In many respects, the congressional campaigns started the day President Obama was elected. He knew the odds were stacked against him: a Depression era economy, two unpopular wars and a foreign perspective of the United States as a modern-day Evil Empire. The White House’s tactical response was as easily-wrought as it was to state in a soundbite – it was all Bush’s fault.
Yet the pages of 2008 and even 2009 have turned. This is Obama’s economy now. This is Obama’s Afghanistan policy. This is Obama’s Iraq. The courses he has taken have helped to define his presidency more than any speech or doctrine he personally espouses. That and the fact that his party’s rank-and-file are flat tired of getting their butts handed to them every time they head home to meet with constituents.
It’s time for a change alright – Democratic Party style. So what is this new master plan the top dogs at the White House are concocting? While we’re just now seeing the beginning stages of its rollout, it’s all based on the very complex theory of…dumb luck.
From health care to financial reform to even a new policy with Israel, issue by issue, the Administration seems more content in hoping for good things to happen than actually trying to implement good policies.
Has anyone seen the president or Vice President Joe Biden at a health care clinic lately touting the new benefits that began to go into effect this month? July marked the beginning of several “goodies” of the new reform law before all the tax hike pain comes later, and yet, very little, if any, national attention was created by Obama’s bully pulpit.

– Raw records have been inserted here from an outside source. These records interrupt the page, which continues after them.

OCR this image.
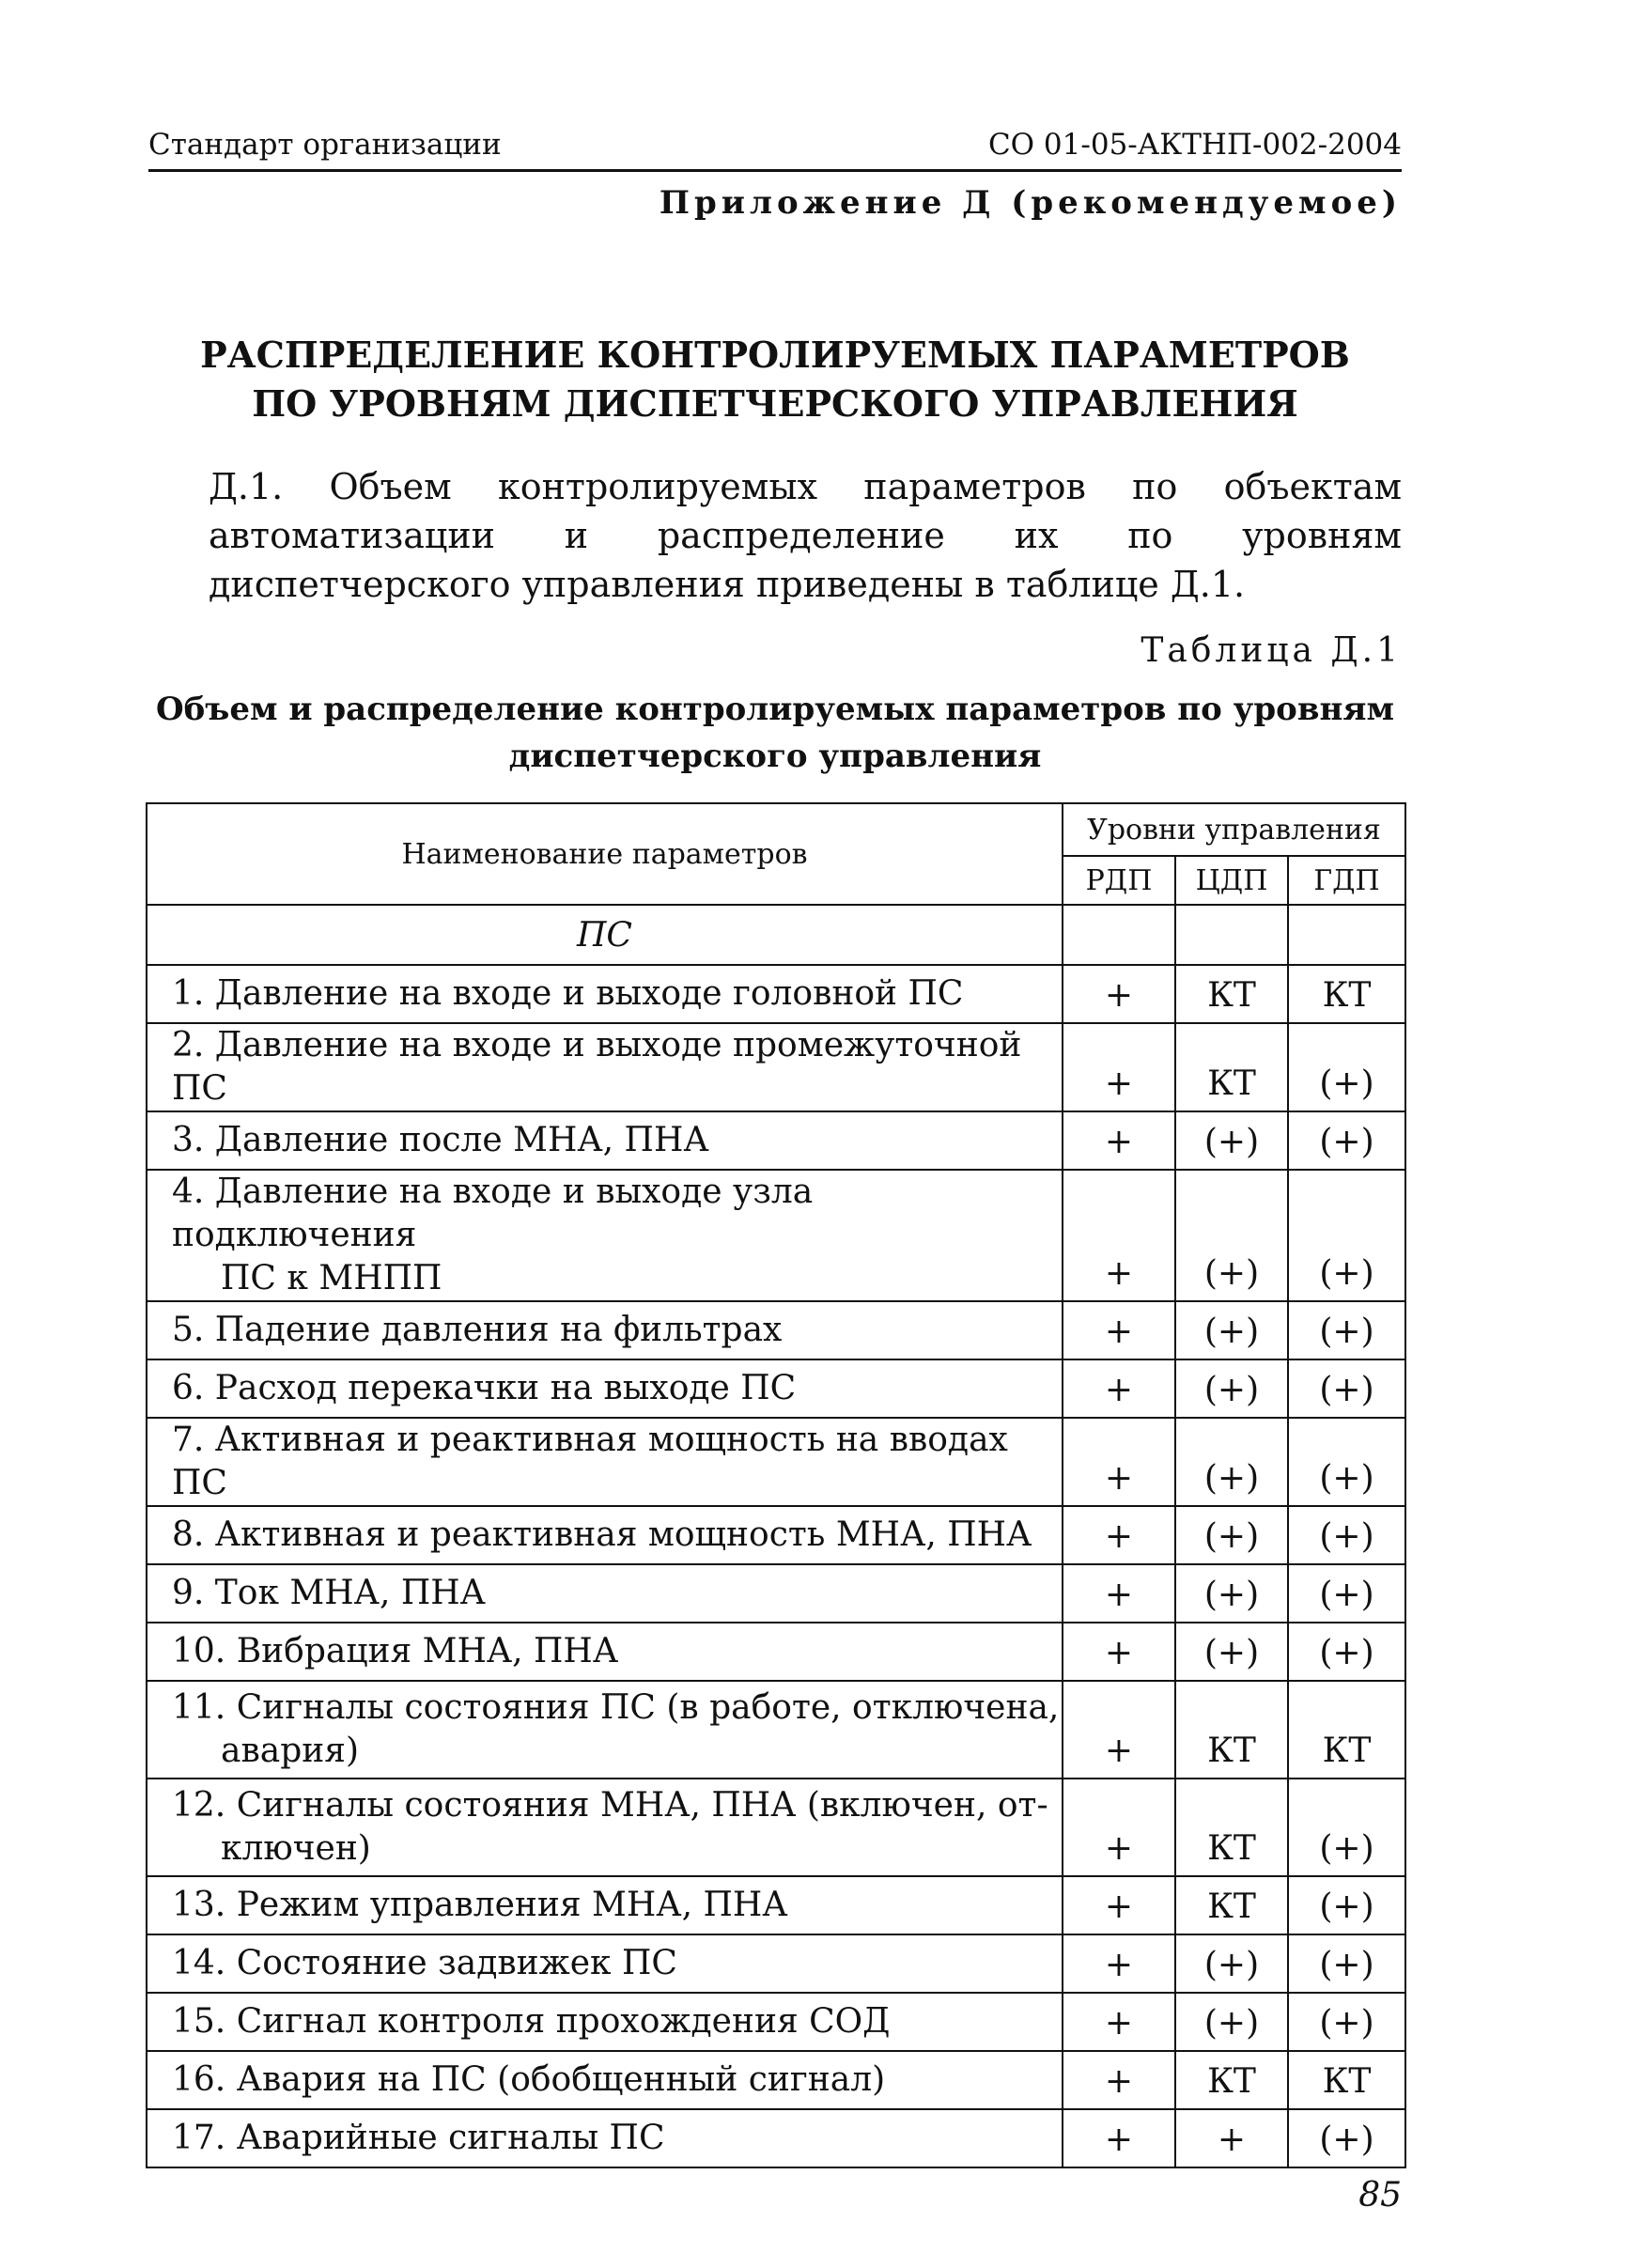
Стандарт организации	СО 01-05-АКТНП-002-2004
Приложение Д (рекомендуемое)
РАСПРЕДЕЛЕНИЕ КОНТРОЛИРУЕМЫХ ПАРАМЕТРОВ
ПО УРОВНЯМ ДИСПЕТЧЕРСКОГО УПРАВЛЕНИЯ
Д.1. Объем контролируемых параметров по объектам автоматизации и распределение их по уровням диспетчерского управления приведены в таблице Д.1.
Таблица Д.1
Объем и распределение контролируемых параметров по уровням
диспетчерского управления
Наименование параметров	Уровни управления		
	РДП	ЦДП	ГДП
ПС			

1. Давление на входе и выходе головной ПС	+	КТ	КТ

2. Давление на входе и выходе промежуточной ПС	+	КТ	(+)

3. Давление после МНА, ПНА	+	(+)	(+)

4. Давление на входе и выходе узла подключения
ПС к МНПП	+	(+)	(+)

5. Падение давления на фильтрах	+	(+)	(+)

6. Расход перекачки на выходе ПС	+	(+)	(+)

7. Активная и реактивная мощность на вводах ПС	+	(+)	(+)

8. Активная и реактивная мощность МНА, ПНА	+	(+)	(+)

9. Ток МНА, ПНА	+	(+)	(+)

10. Вибрация МНА, ПНА	+	(+)	(+)

11. Сигналы состояния ПС (в работе, отключена,
авария)	+	КТ	КТ

12. Сигналы состояния МНА, ПНА (включен, от-
ключен)	+	КТ	(+)

13. Режим управления МНА, ПНА	+	КТ	(+)

14. Состояние задвижек ПС	+	(+)	(+)

15. Сигнал контроля прохождения СОД	+	(+)	(+)

16. Авария на ПС (обобщенный сигнал)	+	КТ	КТ

17. Аварийные сигналы ПС	+	+	(+)
85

The latest financial overhaul is another example. Even Wall Street lobbyists can’t seem to make heads or tails of the new measure, opting instead to pull their campaign donations altogether and save them for perhaps a new Republican majority come November.
Remember the stimulus? That’s so unpopular House Democrats are privately polling back home to see if the billions in giveaways are a net positive to tout on the campaign trail.
To add insult to injury, the White House has seized on every minor gaffe of their Republican opponents in attempts to make November less a referendum on the Democratic agenda and more a choice on who’s better fit to govern.